Background/Purpose:  B cell depletion therapy has provided evidence of the importance of B cells in the pathogenesis of rheumatoid arthritis and other inflammatory diseases. Consequently, targeted B-cell treatments are being investigated in autoimmune disorders. BTK is a crucial kinase in signaling cascades following B cell antigen receptor (BCR) activation in B cells, in Fc receptor binding of immune complexes in myeloid cells, and some toll-like receptor (TLR) signaling events in B cells, myeloid cells, and dendritic cells. GDC-0853 is a small molecule inhibitor of BTK that is highly selective, orally administered, non-covalent, and reversible. GDC-0853 has demonstrated efficacy in pre-clinical autoimmune disease models and is being developed for the treatment of rheumatoid arthritis and lupus, with future development for other autoimmune indications. This study evaluated the safety, tolerability, pharmacokinetics (PK), and pharmacodynamics (PD) of GDC-0853 in single ascending dose (SAD) and multiple ascending dose (MAD) studies in healthy adult volunteers.

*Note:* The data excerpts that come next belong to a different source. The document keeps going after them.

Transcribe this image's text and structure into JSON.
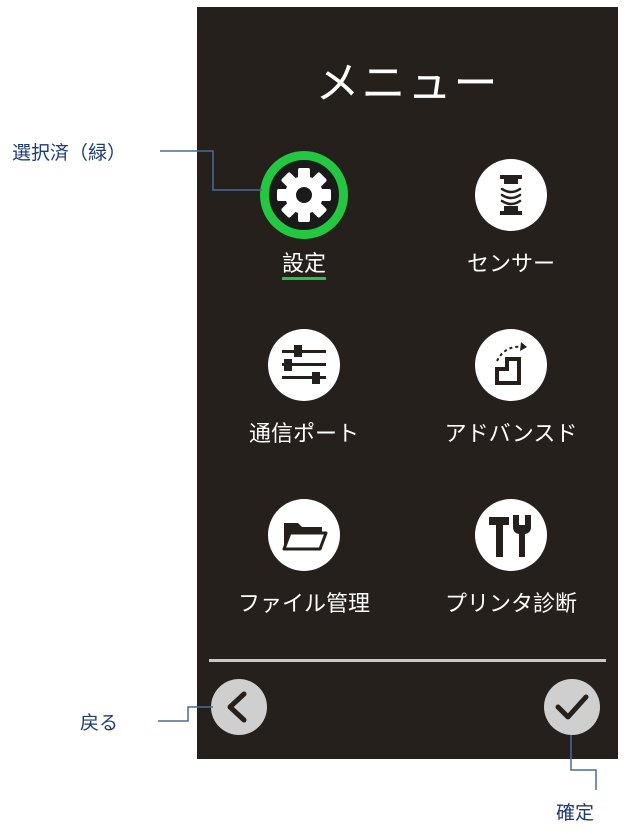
{
  "menu": {
    "title": "メニュー",
    "items": [
      {
        "label": "設定",
        "icon": "gear-icon",
        "selected": true
      },
      {
        "label": "センサー",
        "icon": "sensor-icon",
        "selected": false
      },
      {
        "label": "通信ポート",
        "icon": "sliders-icon",
        "selected": false
      },
      {
        "label": "アドバンスド",
        "icon": "stairs-icon",
        "selected": false
      },
      {
        "label": "ファイル管理",
        "icon": "folder-icon",
        "selected": false
      },
      {
        "label": "プリンタ診断",
        "icon": "tools-icon",
        "selected": false
      }
    ]
  },
  "nav": {
    "back_icon": "chevron-left-icon",
    "confirm_icon": "checkmark-icon"
  },
  "callouts": {
    "selected": "選択済（緑）",
    "back": "戻る",
    "confirm": "確定"
  },
  "colors": {
    "screen_bg": "#26201c",
    "selected_ring": "#22c840",
    "icon_bg": "#ffffff",
    "nav_button_bg": "#cfcfcf",
    "callout_text": "#1a3a7a"
  }
}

Methods:  GDC-0853 was evaluated in two randomized, double-blind, placebo- controlled phase 1 trials with 53 active and 18 placebo subjects dosed in the SAD study, and 30 active and 10 placebo subjects dosed in the MAD study. The SAD study evaluated 9 cohorts at doses ranging from 0.5 mg to 600 mg; the MAD study evaluated 5 cohorts at doses of 20, 60, 150, and 250 mg BID, and 500 mg QD for 14 days. Safety and tolerability were assessed by clinical, laboratory, and ECG assessments. PK was characterized using a validated LC-MS/MS assay. PD was assessed using phospho-BTK (p-BTK), and cellular activation assays.

Results: GDC-0853 was well-tolerated in both the SAD and MAD studies and there were no dose-limiting adverse events (AEs) and no serious AEs. No subjects withdrew due to an AE, and a maximum tolerated dose was not reached. AEs were all mild and transient. In the SAD study, the most common event reported was headache in 4 subjects (7.5%). In the MAD study, AEs included skin reactions in 3 subjects (rash, contact dermatitis, and ECG site rash in 1 subject each), nausea in 2 subjects (6.7%), and fatigue, contusion, and asymptomatic bacteriuria in 1 subject each. Following oral administration to fasted subjects, rapid absorption was observed (median t_max of 1-3 hours). The steady-state t_1/2 ranged from 8.3-11 hours, and exposures increased approximately dose-proportionally. Three target engagement assays were used to demonstrate dose-dependent inhibition of p-BTK and BTK-dependent cellular activation. Basophil activation via FcεR, B cell activation via the B cell receptor, and constitutive p-BTK activity in whole blood lysates were inhibited in a dose-dependent manner by GDC-0853, with IC50’s ranging from 2-9 nM. Basophil and p-BTK activity in the MAD study were used to develop a PK/PD model to support dose selection for the phase II studies.

Conclusion:  GDC-0853 was well-tolerated in healthy subjects at doses that inhibit BTK activity. The safety, PK, and PD profiles support further investigation in phase II studies in rheumatoid arthritis, lupus, and other autoimmune indications.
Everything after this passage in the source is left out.